SpikePingpong: Spike Vision-based Fast-Slow Pingpong Robot System

TL;DR

A Fast-Slow system architecture where System 1 provides rapid ball detection and preliminary trajectory prediction with millisecond-level responses, while System 2 employs spike-oriented neural calibration for precise hittable position corrections for strategic ball striking is developed.

Abstract

Learning to control high-speed objects in dynamic environments represents a fundamental challenge in robotics. Table tennis serves as an ideal testbed for advancing robotic capabilities in dynamic environments. This task presents two fundamental challenges: it requires a high-precision vision system capable of accurately predicting ball trajectories under complex dynamics, and it necessitates intelligent control strategies to ensure precise ball striking to target regions. High-speed object manipulation typically demands advanced visual perception hardware capable of capturing rapid motion with exceptional temporal resolution. Drawing inspiration from Kahneman's dual-system theory, where fast intuitive processing complements slower deliberate reasoning, there exists an opportunity to develop more robust perception architectures that can handle high-speed dynamics while maintaining accuracy. To this end, we present \textit{\textbf{SpikePingpong}}, a novel system that integrates spike-based vision with imitation learning for high-precision robotic table tennis. We develop a Fast-Slow system architecture where System 1 provides rapid ball detection and preliminary trajectory prediction with millisecond-level responses, while System 2 employs spike-oriented neural calibration for precise hittable position corrections.

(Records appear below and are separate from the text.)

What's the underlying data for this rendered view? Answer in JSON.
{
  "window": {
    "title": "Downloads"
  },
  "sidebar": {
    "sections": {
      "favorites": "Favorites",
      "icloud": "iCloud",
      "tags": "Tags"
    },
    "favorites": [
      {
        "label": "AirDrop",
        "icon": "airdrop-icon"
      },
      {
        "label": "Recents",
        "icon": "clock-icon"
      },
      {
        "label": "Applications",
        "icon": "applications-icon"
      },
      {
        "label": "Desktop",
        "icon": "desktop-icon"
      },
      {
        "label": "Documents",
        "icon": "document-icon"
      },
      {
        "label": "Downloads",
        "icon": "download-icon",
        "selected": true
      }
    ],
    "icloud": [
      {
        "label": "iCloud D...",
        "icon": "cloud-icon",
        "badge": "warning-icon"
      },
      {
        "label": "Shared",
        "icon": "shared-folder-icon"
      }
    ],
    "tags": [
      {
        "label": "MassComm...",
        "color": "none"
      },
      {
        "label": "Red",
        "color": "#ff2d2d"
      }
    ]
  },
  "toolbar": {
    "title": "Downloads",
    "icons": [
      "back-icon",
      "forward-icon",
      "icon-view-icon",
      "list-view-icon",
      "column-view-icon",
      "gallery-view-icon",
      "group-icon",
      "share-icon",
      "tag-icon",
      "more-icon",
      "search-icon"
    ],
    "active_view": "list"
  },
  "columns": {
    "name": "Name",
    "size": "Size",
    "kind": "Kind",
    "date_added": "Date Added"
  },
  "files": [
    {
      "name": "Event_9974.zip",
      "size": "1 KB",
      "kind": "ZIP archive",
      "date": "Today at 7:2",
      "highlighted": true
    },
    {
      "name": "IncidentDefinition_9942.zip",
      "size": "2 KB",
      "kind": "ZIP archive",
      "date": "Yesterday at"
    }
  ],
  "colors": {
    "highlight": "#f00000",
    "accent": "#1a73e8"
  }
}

For strategic ball striking, we introduce Imitation-based Motion Planning And Control Technology, which learns optimal robotic arm striking policies through demonstration-based learning. Experimental results demonstrate that \textit{\textbf{SpikePingpong}} achieves a remarkable 92\% success rate for 30 cm accuracy zones and 70\% in the more challenging 20 cm precision targeting. This work demonstrates the potential of Fast-Slow architectures for advancing robotic capabilities in time-critical manipulation tasks.

Figures (7)

• Figure 1: Overview of SpikePingpong. The framework integrates two key stages: (1) Interception, using a Fast-Slow architecture for precise trajectory prediction, and (2) Striking, employing the IMPACT module to execute strategic returns via imitation learning. The system achieves a 92% overall success rate and 70% in high-precision targeting tasks.
• Figure 2: Framework of SpikePingpong. The system comprises two integrated components: (1) A Fast-Slow perception architecture, where System 1 delivers rapid trajectory prediction using RGB-D data, while System 2 functions as a Spike-Oriented Neural Improvement Calibrator to refine the estimated hittable position; and (2) The IMPACT module, which facilitates strategic motion planning and control, enabling tactical return placement via imitation learning.
• Figure 3: System Overview. Our system integrates three key subsystems: (1) a coordinate system for spatial tracking and transformation, (2) a multi-frequency control system with Fast-Slow system, IMPACT, and an EGM controller, and (3) a robot system based on the ABB IRB-120 arm equipped with a standard table tennis racket.
• Figure 4: Visualization of ball-racket contact precision with and without System 2. Spike-based camera images show the ball center (green) and racket center (red) at contact moment. The reduced offset with the Fast-Slow System demonstrates improved ball interception accuracy.
• Figure 5: Comparison of ball capture qualit. Conventional RGB camera with motion blur at 60 fps, Spike camera with crisp imagery at 20,000 fps, demonstrating the advantage of ultra-high frame rate for fast-moving object detection.